As the national hunt season begins to wind down on the road to Aintree and Punchestown, we first take a quick stop at Fairyhouse for the Irish Grand National.
Given the nature of the race and the likelihood of the ground being somewhere between a bog and a swimming pool, it might be tempting to side with a featherweight and hope the handicap mark hands your selection the clear advantage.
Our Duke won this race last year though, off 11st 4lbs. Evidently, he was well-in that day off 153, but hindsight is a lovely thing. That was still the biggest weight by a winner since Flashing Steel won off 12 stone back in 1995 for John Mulhern.
There doesn’t appear to be anything to that level in this year’s renewal though. Let’s make a case for three runners.
Pairofbrowneyes – 7/1
This Willie Mullins runner looks the real deal at the top of the market. Coming off the back of a very impressive three-length victory over Space Cadet. He got raised nine pounds for that run, but there’s plenty to like about this nine-year-old who seems to be improving over fences.

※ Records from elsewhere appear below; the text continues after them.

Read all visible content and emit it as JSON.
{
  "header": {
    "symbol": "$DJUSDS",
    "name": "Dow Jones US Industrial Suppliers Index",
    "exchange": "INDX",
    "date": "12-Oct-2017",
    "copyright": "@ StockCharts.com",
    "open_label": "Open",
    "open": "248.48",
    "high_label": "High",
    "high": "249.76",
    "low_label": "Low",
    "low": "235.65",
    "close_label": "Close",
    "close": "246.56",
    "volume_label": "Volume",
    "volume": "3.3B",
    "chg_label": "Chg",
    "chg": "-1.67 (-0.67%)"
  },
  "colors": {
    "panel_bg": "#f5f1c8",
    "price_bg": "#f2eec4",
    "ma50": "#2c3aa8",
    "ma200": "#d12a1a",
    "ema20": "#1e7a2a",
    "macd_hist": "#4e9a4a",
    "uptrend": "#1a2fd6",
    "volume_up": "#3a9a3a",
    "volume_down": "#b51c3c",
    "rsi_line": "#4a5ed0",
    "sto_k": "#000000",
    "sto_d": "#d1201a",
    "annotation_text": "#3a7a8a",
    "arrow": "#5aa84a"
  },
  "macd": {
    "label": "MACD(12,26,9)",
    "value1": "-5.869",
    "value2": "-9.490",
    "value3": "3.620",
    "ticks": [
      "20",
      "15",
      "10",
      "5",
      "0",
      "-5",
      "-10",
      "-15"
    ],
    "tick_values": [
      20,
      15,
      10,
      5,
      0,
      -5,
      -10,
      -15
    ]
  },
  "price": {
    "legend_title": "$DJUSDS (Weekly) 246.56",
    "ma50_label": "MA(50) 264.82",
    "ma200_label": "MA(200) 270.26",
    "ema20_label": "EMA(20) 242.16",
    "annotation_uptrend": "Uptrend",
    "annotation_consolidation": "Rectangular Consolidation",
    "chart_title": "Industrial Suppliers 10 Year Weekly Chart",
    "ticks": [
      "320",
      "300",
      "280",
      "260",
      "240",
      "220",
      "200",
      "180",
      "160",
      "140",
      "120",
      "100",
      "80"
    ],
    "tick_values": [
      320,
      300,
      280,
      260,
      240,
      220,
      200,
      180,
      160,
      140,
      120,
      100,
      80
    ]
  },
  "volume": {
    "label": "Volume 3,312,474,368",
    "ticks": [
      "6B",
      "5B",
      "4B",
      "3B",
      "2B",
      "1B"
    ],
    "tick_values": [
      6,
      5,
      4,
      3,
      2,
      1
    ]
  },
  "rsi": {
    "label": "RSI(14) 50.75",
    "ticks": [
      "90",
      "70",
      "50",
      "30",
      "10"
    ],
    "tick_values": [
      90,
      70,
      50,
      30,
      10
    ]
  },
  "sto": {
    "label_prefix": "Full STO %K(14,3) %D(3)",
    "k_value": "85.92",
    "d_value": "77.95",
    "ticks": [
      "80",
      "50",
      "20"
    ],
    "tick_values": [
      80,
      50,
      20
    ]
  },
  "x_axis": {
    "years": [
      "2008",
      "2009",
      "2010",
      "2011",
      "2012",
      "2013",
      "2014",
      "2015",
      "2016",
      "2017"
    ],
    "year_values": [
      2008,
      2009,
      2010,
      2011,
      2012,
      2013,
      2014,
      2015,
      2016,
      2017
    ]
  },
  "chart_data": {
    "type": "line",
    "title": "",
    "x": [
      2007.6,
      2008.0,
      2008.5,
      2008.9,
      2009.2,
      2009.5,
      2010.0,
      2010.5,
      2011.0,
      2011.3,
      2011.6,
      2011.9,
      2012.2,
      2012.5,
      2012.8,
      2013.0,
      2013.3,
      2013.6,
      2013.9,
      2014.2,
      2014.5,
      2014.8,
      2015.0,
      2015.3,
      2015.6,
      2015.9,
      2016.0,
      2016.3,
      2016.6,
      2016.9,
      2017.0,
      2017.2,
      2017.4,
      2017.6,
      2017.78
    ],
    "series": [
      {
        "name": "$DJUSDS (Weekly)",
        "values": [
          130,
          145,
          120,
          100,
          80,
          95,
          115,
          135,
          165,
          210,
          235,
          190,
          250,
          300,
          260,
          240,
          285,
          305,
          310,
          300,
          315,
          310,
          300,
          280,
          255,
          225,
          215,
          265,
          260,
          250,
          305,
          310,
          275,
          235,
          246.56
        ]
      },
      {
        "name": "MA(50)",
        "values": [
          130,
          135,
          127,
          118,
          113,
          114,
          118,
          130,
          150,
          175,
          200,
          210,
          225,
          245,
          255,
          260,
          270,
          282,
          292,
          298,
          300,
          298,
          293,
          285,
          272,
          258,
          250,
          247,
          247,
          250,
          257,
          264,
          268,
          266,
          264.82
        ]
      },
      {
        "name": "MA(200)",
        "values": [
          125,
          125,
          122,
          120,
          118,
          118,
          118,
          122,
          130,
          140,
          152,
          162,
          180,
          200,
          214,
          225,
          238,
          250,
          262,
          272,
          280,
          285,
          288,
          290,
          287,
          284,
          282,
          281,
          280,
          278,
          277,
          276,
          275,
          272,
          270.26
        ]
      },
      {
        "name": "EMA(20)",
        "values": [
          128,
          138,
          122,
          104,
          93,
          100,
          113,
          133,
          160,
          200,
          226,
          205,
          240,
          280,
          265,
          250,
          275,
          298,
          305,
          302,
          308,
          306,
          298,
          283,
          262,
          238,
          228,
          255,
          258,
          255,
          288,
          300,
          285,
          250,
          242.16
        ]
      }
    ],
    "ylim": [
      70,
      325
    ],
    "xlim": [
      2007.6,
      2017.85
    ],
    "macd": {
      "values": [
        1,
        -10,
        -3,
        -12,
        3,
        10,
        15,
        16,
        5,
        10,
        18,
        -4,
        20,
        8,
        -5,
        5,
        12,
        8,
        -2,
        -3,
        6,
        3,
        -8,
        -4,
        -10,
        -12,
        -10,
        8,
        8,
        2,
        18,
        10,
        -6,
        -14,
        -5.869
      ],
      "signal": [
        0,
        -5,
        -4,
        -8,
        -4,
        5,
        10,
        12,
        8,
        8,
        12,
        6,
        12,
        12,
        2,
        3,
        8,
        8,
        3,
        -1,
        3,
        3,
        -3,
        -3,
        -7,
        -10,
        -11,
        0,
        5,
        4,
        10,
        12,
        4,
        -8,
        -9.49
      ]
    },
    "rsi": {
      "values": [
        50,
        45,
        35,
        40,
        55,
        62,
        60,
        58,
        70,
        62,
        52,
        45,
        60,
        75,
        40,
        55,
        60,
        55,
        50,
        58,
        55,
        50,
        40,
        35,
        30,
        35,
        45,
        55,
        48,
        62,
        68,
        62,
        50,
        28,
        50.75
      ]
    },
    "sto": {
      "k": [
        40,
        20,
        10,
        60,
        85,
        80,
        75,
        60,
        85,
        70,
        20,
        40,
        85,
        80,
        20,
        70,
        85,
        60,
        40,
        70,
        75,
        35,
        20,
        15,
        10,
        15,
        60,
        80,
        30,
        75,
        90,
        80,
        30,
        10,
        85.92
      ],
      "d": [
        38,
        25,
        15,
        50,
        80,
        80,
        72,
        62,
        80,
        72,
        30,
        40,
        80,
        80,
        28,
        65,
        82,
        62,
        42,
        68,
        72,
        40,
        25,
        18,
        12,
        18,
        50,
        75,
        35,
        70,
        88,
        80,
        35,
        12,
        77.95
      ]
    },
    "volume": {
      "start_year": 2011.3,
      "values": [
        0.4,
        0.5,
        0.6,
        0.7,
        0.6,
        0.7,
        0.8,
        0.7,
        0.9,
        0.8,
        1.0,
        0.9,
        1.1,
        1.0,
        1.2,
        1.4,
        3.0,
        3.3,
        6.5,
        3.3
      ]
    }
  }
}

Course form isn’t a problem, given that he was second to Ball D’arc at the Meath venue in January last year, as well as clearly enjoying the softer ground – winning on very, very heavy last time out at Gowran.
That last run saw him held-up by Paul Townend, before he cruised home a shade cosily. Not only was that impressive in and of itself, but he was hampered en-route and still looked the only winner from a bit out. There’s plenty of reasons to think he has a bit up his sleeve after that spell over hurdles didn’t go too well. He is a leading contender.
Kemboy – 16/1
Forgive me for opting for yet another Mullins runner, especially considering he’s never actually won this race that his father won on four separate occasions. He just appears to have a very strong hand, which won’t surprise you or anybody.
Only two six-year-olds have won this race since 1974 – Rhyme ‘n’ Reason in 1985 and Organisedconfusion ridden by Nina Carberry in 2011. This one looks like a tidy sort whose mark may well underestimate his potential though.
Kemboy is taking somewhat of a step into the unknown over this trip, but he travelled well into the JLT at Cheltenham and there’s every chance it was two things – an inadequate trip and nowhere near soft enough for this fella.
His two best pieces of form have come on heavy ground – just a three-length defeat to Sutton Place in a beginners’ chase as well as a brilliant jumping performance in February. Oh, both of those were at Fairyhouse, too. The money that came for him at Cheltenham may be a hint.
Arkwrisht – 25/1
They say six months is a long time in training. Well, this must be a prime example of that adage. Back in October, this son of Lavirco went off a warm 7/1 third favourite behind Total Recall and Alpha Des Obeaux in the Munster National at Limerick.
Fast forward half a year and Arkwrisht is 25/1 for the Irish National off a pound lower. Now, let’s assess what went wrong in the interim. He was cruising over three-and-a-half miles at Cork in November. He made significant headway and took up the lead, travelling superbly. He hit a fence and that was that.
He jumped exceptionally right-handed at Navan after that, but the stiff nature of the right-handed bends at Fairyhouse may dilute this impediment. He still managed to dispute the lead four out, but his race was run.
This isn’t one for the layers, I can say that much. I’d rather have this sort onside going into this race.
* All odds correct at time of posting.